The species richness of ectomycorrhizal (ECM) fungal communities often far exceeds the richness of their host plant communities (Bruns, 1995; Horton & Bruns, 2001; Taylor, 2002), but little is known about how such species richness is maintained. In communities structured at least in part by competition, partitioning by the species of various niche axes, including space and time, is thought to contribute to species coexistence and thus the maintenance of richness (Bruns, 1995).

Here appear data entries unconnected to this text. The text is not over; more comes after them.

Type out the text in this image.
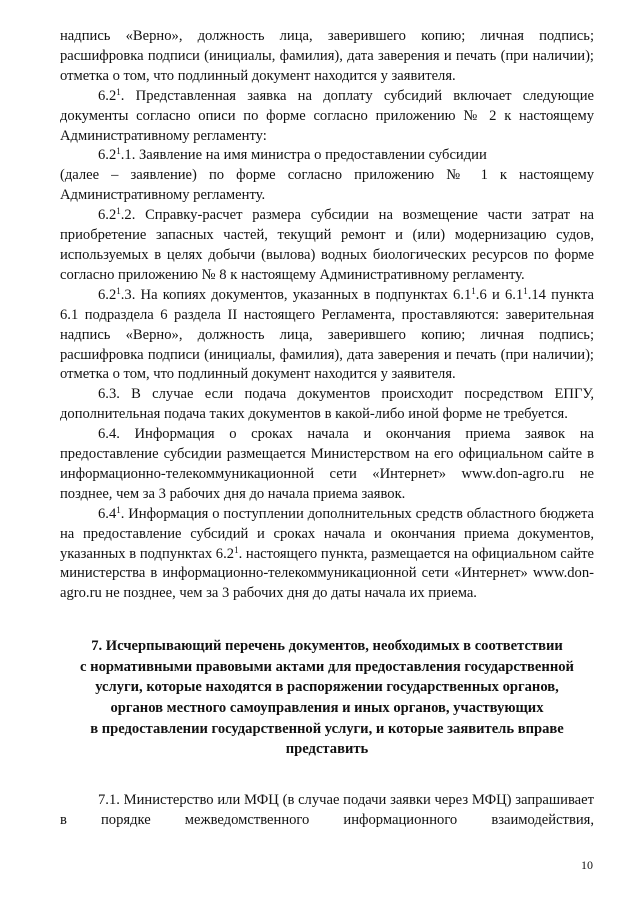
надпись «Верно», должность лица, заверившего копию; личная подпись; расшифровка подписи (инициалы, фамилия), дата заверения и печать (при наличии); отметка о том, что подлинный документ находится у заявителя.

$6.2^1$. Представленная заявка на доплату субсидий включает следующие документы согласно описи по форме согласно приложению № 2 к настоящему Административному регламенту:

$6.2^1.1$. Заявление на имя министра о предоставлении субсидии

(далее – заявление) по форме согласно приложению № 1 к настоящему Административному регламенту.

$6.2^1.2$. Справку-расчет размера субсидии на возмещение части затрат на приобретение запасных частей, текущий ремонт и (или) модернизацию судов, используемых в целях добычи (вылова) водных биологических ресурсов по форме согласно приложению № 8 к настоящему Административному регламенту.

$6.2^1.3$. На копиях документов, указанных в подпунктах $6.1^1.6$ и $6.1^1.14$ пункта 6.1 подраздела 6 раздела II настоящего Регламента, проставляются: заверительная надпись «Верно», должность лица, заверившего копию; личная подпись; расшифровка подписи (инициалы, фамилия), дата заверения и печать (при наличии); отметка о том, что подлинный документ находится у заявителя.

6.3. В случае если подача документов происходит посредством ЕПГУ, дополнительная подача таких документов в какой-либо иной форме не требуется.

6.4. Информация о сроках начала и окончания приема заявок на предоставление субсидии размещается Министерством на его официальном сайте в информационно-телекоммуникационной сети «Интернет» www.don-agro.ru не позднее, чем за 3 рабочих дня до начала приема заявок.

$6.4^1$. Информация о поступлении дополнительных средств областного бюджета на предоставление субсидий и сроках начала и окончания приема документов, указанных в подпунктах $6.2^1$. настоящего пункта, размещается на официальном сайте министерства в информационно-телекоммуникационной сети «Интернет» www.don-agro.ru не позднее, чем за 3 рабочих дня до даты начала их приема.

7. Исчерпывающий перечень документов, необходимых в соответствии

с нормативными правовыми актами для предоставления государственной

услуги, которые находятся в распоряжении государственных органов,

органов местного самоуправления и иных органов, участвующих

в предоставлении государственной услуги, и которые заявитель вправе

представить

7.1. Министерство или МФЦ (в случае подачи заявки через МФЦ) запрашивает в порядке межведомственного информационного взаимодействия,

10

Spatial partitioning by ECM fungal species may occur as a consequence of spatial variation in soil parent material (Gehring et al., 1998), soil organic matter content (Harvey et al., 1987), litter quality (Goodman & Trofymow, 1998; Conn & Dighton, 2000), soil moisture content (O'Dell et al., 1999), soil fertility (Sagara, 1995; Lilleskov et al., 2001), and as a consequence of distinct forest floor layers or soil horizons (Malajczuk & Hingston, 1981; Dickie et al., 2002; Landeweert et al., 2003; Rosling et al., 2003; Genney et al., 2006).

By temporal partitioning we are not referring to successional changes in species composition occurring over periods exceeding a year (Mason et al., 1983; Visser, 1995; Nara et al., 2003), which is evidence for the absence of stable species coexistence. Instead, temporal partitioning is a mechanism that promotes stable species coexistence by reducing the likelihood of competitive exclusion, such as when species are active at different times of year. Such temporal partitioning by species or species groups occurs within soil bacterial communities (Bossio et al., 1998; Smit et al., 2001), but there is little direct evidence for temporal partitioning within ECM fungal communities. There are many observations that species of higher fungi fruit at different times of the year (Giachini et al., 2004). However, we are unaware of any study documenting contrasting intra-annual patterns of activity of ECM fungi.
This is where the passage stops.